Life comes at you fast!  Never lose sight of that.  One never knows what lay ahead.  In cosmic time we are but here for a very brief time.  Life is tenuous at best.  We live never knowing when the thread of life will come to its end or snap.  Life comes at you fast!  Live it now.  Don’t hang back there somewhere…forget what happened yesterday and live for today, in the “now.”  This young man, so full of promise, was thrown from a moving car and his young life ended.  How very sad.  Life came at him fast.

And that is all I have to say about that…

 
Friday, March 16, 2007

Up or Down

03/16/2007

I have an office in a small building in Beautiful Downtown Berkeley Springs, WV (aka Town of Bath), population 711.  The primary tenet/owner is an attorney.  The other tenets include a lady using one office on the second floor and another rented by a very handsome, somewhat older, pudgy, balding guy…also known as a “Hell of a Guy.”  The building, just to create a mental picture for you, is a former residence and probably about eighty- to ninety-years old.  Its condition borders on “soon-to-be-condemned” to “a-good-wind-will-blow-it-away.”  Three to four hundred thousand dollars in improvements might bring it up to a condition of something worth looking at.  Trust me; it isn’t pretty, but it suits my purpose.  The second floor of this less than palatial edifice has four offices (formerly bedrooms) and a bath – technically called a “restroom” in an office building.  Only two of the offices are occupied.  No other business person in his or her right mind would rent space in this dump, but, again, it serves my purpose.

Most of the time the only people who use the unisex “restroom” on this floor are the lady tenet and me, and with that bit of information, herein lay the issue.

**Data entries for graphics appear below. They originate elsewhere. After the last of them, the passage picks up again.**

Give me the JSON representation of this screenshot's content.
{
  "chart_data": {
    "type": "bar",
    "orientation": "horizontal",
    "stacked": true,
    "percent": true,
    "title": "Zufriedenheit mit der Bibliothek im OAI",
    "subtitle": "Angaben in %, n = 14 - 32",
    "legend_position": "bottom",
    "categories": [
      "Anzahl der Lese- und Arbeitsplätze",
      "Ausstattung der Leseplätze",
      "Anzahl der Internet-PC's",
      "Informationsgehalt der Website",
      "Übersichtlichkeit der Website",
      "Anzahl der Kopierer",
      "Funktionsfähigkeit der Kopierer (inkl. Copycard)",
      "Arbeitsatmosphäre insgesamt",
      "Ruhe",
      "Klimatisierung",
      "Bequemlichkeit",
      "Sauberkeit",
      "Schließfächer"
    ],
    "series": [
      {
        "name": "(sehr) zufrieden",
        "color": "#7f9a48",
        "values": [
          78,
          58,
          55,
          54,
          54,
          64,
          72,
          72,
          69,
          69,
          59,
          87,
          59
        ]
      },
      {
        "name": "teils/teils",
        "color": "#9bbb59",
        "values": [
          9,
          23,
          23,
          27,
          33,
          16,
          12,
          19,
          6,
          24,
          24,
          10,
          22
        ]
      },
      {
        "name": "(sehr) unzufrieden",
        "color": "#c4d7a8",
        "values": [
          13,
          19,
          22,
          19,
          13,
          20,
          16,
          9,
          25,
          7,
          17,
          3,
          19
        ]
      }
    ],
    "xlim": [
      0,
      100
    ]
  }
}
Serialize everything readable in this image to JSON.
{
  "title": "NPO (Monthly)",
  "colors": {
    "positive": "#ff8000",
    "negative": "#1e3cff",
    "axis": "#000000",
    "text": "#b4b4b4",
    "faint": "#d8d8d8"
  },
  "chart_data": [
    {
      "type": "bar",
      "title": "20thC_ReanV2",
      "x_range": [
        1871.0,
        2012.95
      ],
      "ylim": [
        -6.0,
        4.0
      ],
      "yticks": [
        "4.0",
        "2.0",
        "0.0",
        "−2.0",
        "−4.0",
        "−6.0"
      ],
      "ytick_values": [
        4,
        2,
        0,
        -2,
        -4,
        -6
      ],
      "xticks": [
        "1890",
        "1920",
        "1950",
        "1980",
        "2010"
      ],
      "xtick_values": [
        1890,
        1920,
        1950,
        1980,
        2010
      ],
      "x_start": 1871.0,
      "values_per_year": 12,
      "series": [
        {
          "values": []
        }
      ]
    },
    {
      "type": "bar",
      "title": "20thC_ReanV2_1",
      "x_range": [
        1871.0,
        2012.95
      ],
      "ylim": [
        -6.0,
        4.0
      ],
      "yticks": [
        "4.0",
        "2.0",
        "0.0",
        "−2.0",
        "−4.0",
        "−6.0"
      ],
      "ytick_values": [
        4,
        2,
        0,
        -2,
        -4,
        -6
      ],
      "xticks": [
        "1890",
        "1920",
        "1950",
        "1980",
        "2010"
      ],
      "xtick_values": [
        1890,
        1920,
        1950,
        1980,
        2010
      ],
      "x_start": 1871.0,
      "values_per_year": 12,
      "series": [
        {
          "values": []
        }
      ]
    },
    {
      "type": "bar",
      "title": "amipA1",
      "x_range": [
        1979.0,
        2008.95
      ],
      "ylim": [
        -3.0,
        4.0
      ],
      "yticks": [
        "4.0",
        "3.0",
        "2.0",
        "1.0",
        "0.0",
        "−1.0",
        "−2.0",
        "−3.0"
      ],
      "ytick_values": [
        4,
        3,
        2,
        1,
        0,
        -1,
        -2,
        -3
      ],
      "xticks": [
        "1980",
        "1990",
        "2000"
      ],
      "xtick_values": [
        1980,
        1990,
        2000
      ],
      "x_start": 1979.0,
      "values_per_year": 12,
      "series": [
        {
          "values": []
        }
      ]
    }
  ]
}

All of my adult life it has been my rule – and I am the king – to put the lid, not just the seat, on the toilet in the down position.  I opine that if the damn thing has a lid, it must have been put there for a reason, and the reason is for it to be down.  My floor mate must have been raised otherwise.  She never puts the lid down.  I always put it down.

Occasionally I hear her office door open and hear the “restroom” door close.  The walls in this building are not very soundproof.  Sound carries.  I hear her having to lift the lid, and the nefarious side of me loves to hear the little thump it makes as the lid strikes the water closet.  Thump!  Smile.

I believe she plays the game with me in reverse.  I bet she chuckles to herself each time she hears me shut that door, because she knows the lid is up.  She knows I hate it, and I do I hate it.  Put the damn lid down!!!